District officials filed documents in Appellate Court in April seeking to overturn former Education Commissioner Bret Schundler’s decision to approve the school because it did not meet enrollment requirements at the time. In December, the court said the school met all enrollment requirements before opening in 2010 and that subsequent dips in enrollment before the actual opening were not grounds to revoke the charter.
The district attempted to appeal the decision to the Supreme Court, but on March 26, the court rejected the petition for appeal.
"While the board has not yet discussed the impact or implications of the Supreme Court’s action, the board is disappointed that the Supreme Court declined review. We believe the court had the opportunity to clarify that former Commissioner Schundler was required to follow his department’s own regulations. We feel that this case presented issues not only important to East Brunswick but to similarly-situated districts throughout the state," said East Brunswick Board of Education President Todd Simmens.
According to the December decision, the school board was urging the court “to revoke Hatikvah's charter and remand the matter to the commissioner to set a timetable for it to wind down its operations, or take other steps as a result of Hatikvah's purportedly deficient application.”
"We are extremely grateful to the Supreme Court for seeing through this baseless case and upholding our right to provide an excellent educational option for the parents in our community who are interested in a high quality dual language experience," said Hatikvah Board Member and spokeswoman Pam Mullin.
According to the Decemer decision, Hatikvah submitted evidence in June 2010 that it had 100 East Brunswick resident students enrolled – 44 in kindergarten, 38 in first grade, and 18 in second grade.

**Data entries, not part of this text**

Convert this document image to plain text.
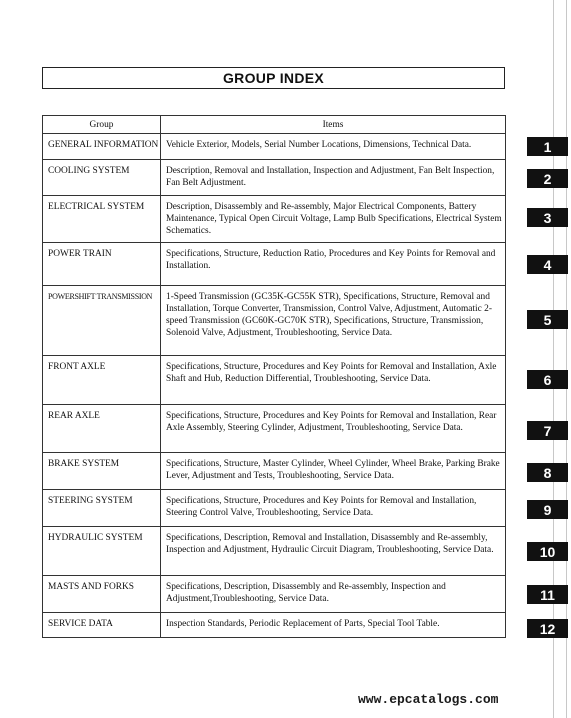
GROUP INDEX
Group	Items
GENERAL INFORMATION	Vehicle Exterior, Models, Serial Number Locations, Dimensions, Technical Data.
COOLING SYSTEM	Description, Removal and Installation, Inspection and Adjustment, Fan Belt Inspection, Fan Belt Adjustment.
ELECTRICAL SYSTEM	Description, Disassembly and Re-assembly, Major Electrical Components, Battery Maintenance, Typical Open Circuit Voltage, Lamp Bulb Specifications, Electrical System Schematics.
POWER TRAIN	Specifications, Structure, Reduction Ratio, Procedures and Key Points for Removal and Installation.
POWERSHIFT TRANSMISSION	1-Speed Transmission (GC35K-GC55K STR), Specifications, Structure, Removal and Installation, Torque Converter, Transmission, Control Valve, Adjustment, Automatic 2-speed Transmission (GC60K-GC70K STR), Specifications, Structure, Transmission, Solenoid Valve, Adjustment, Troubleshooting, Service Data.
FRONT AXLE	Specifications, Structure, Procedures and Key Points for Removal and Installation, Axle Shaft and Hub, Reduction Differential, Troubleshooting, Service Data.
REAR AXLE	Specifications, Structure, Procedures and Key Points for Removal and Installation, Rear Axle Assembly, Steering Cylinder, Adjustment, Troubleshooting, Service Data.
BRAKE SYSTEM	Specifications, Structure, Master Cylinder, Wheel Cylinder, Wheel Brake, Parking Brake Lever, Adjustment and Tests, Troubleshooting, Service Data.
STEERING SYSTEM	Specifications, Structure, Procedures and Key Points for Removal and Installation, Steering Control Valve, Troubleshooting, Service Data.
HYDRAULIC SYSTEM	Specifications, Description, Removal and Installation, Disassembly and Re-assembly, Inspection and Adjustment, Hydraulic Circuit Diagram, Troubleshooting, Service Data.
MASTS AND FORKS	Specifications, Description, Disassembly and Re-assembly, Inspection and Adjustment,Troubleshooting, Service Data.
SERVICE DATA	Inspection Standards, Periodic Replacement of Parts, Special Tool Table.
1
2
3
4
5
6
7
8
9
10
11
12
www.epcatalogs.com
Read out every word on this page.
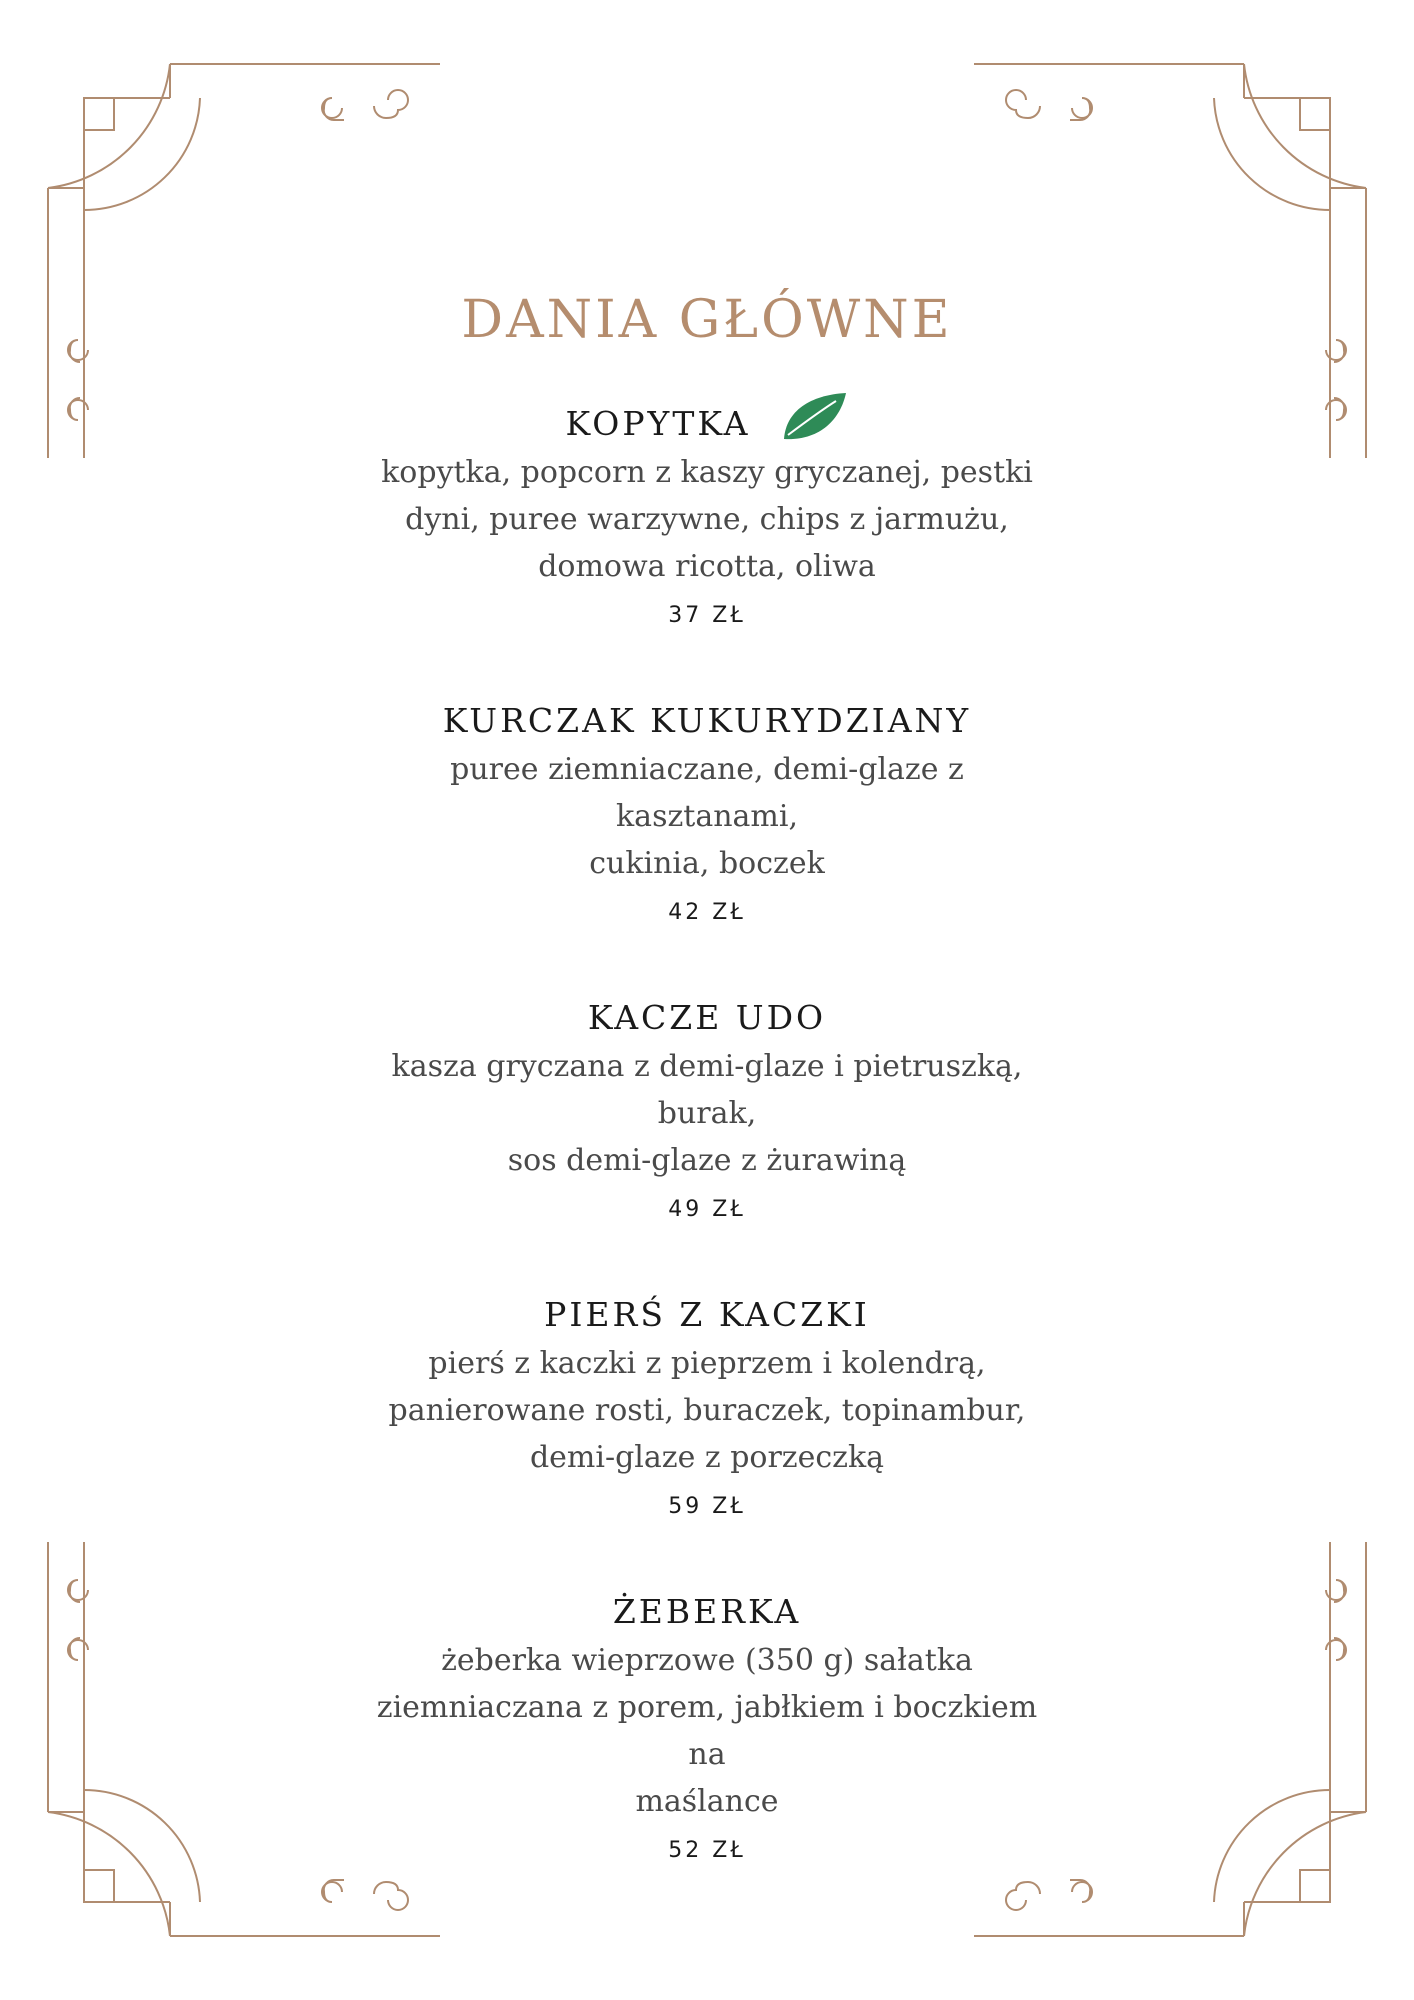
DANIA GŁÓWNE
KOPYTKA
kopytka, popcorn z kaszy gryczanej, pestki
dyni, puree warzywne, chips z jarmużu,
domowa ricotta, oliwa
37 ZŁ
KURCZAK KUKURYDZIANY
puree ziemniaczane, demi-glaze z kasztanami,
cukinia, boczek
42 ZŁ
KACZE UDO
kasza gryczana z demi-glaze i pietruszką, burak,
sos demi-glaze z żurawiną
49 ZŁ
PIERŚ Z KACZKI
pierś z kaczki z pieprzem i kolendrą,
panierowane rosti, buraczek, topinambur,
demi-glaze z porzeczką
59 ZŁ
ŻEBERKA
żeberka wieprzowe (350 g) sałatka
ziemniaczana z porem, jabłkiem i boczkiem na
maślance
52 ZŁ
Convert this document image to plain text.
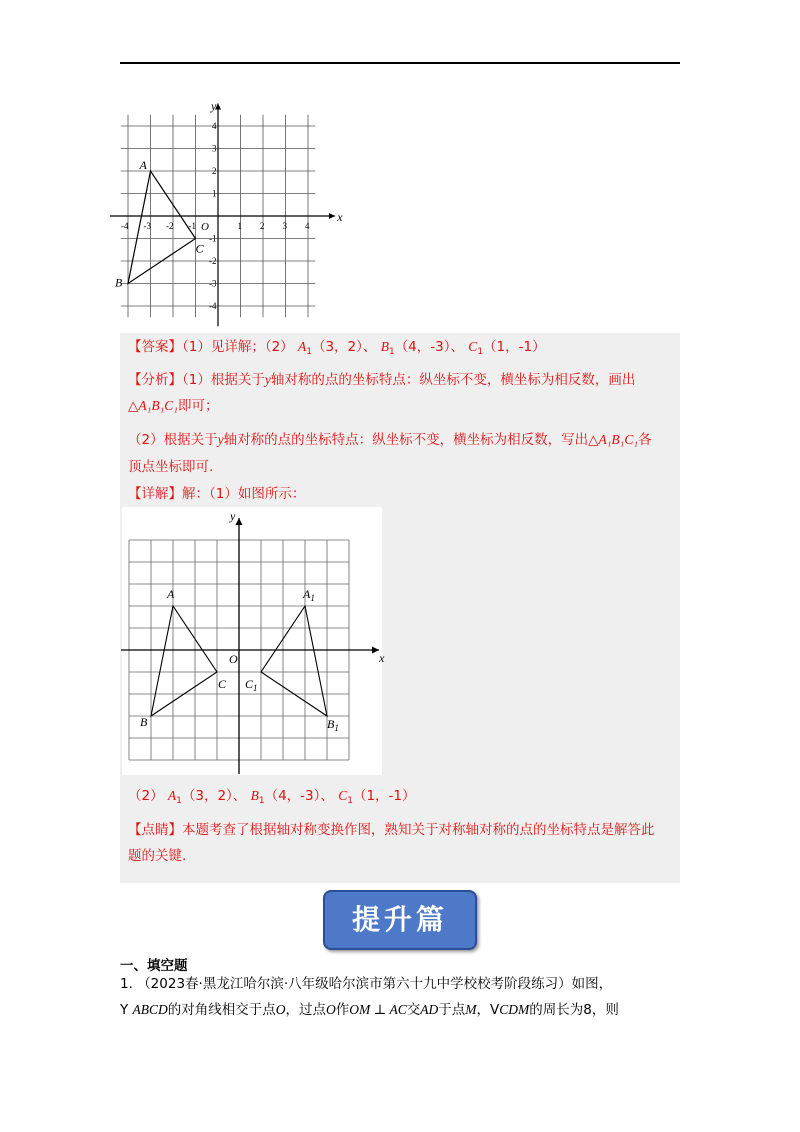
x
y
O
-4 -3 -2 -1	1 2 3 4
4
3
2
1
-1
-2
-3
-4
A
B
C
【答案】（1）见详解；（2） $A_1(3$，2）、 $B_1(4$，-3）、 $C_1(1$，-1）
【分析】（1）根据关于y轴对称的点的坐标特点：纵坐标不变，横坐标为相反数，画出
△A₁B₁C₁即可；
（2）根据关于y轴对称的点的坐标特点：纵坐标不变，横坐标为相反数，写出△A₁B₁C₁各
顶点坐标即可.
【详解】解：（1）如图所示：
x
y
O
A
B
C
$A_1$
$B_1$
$C_1$
（2） $A_1(3$，2）、 $B_1(4$，-3）、 $C_1(1$，-1）
【点睛】本题考查了根据轴对称变换作图，熟知关于对称轴对称的点的坐标特点是解答此
题的关键.
提升篇
一、填空题
1. （2023春·黑龙江哈尔滨·八年级哈尔滨市第六十九中学校校考阶段练习）如图，
Y ABCD的对角线相交于点O，过点O作OM ⊥ AC交AD于点M，VCDM的周长为8，则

There was also a waiting list for kindergarten of 9 East Brunswick residents and 24 non- residents, as well as non-residents enrolled in the other grades to fill the remaining spaces, totaling 97 out of l08 students, or 90 percent.
Two months later, according to a correspondence between Hatikvah and the commissioner’s office, enrollment dipped to approximately 100 students, 89 from East Brunswick. The school also reported that it had a waiting list for kindergarten and an out-of-town waiting list for first and second grade, which were sufficient to fill the remaining eight spots, according to the decision.
That dip is part of the reason for the court’s decision.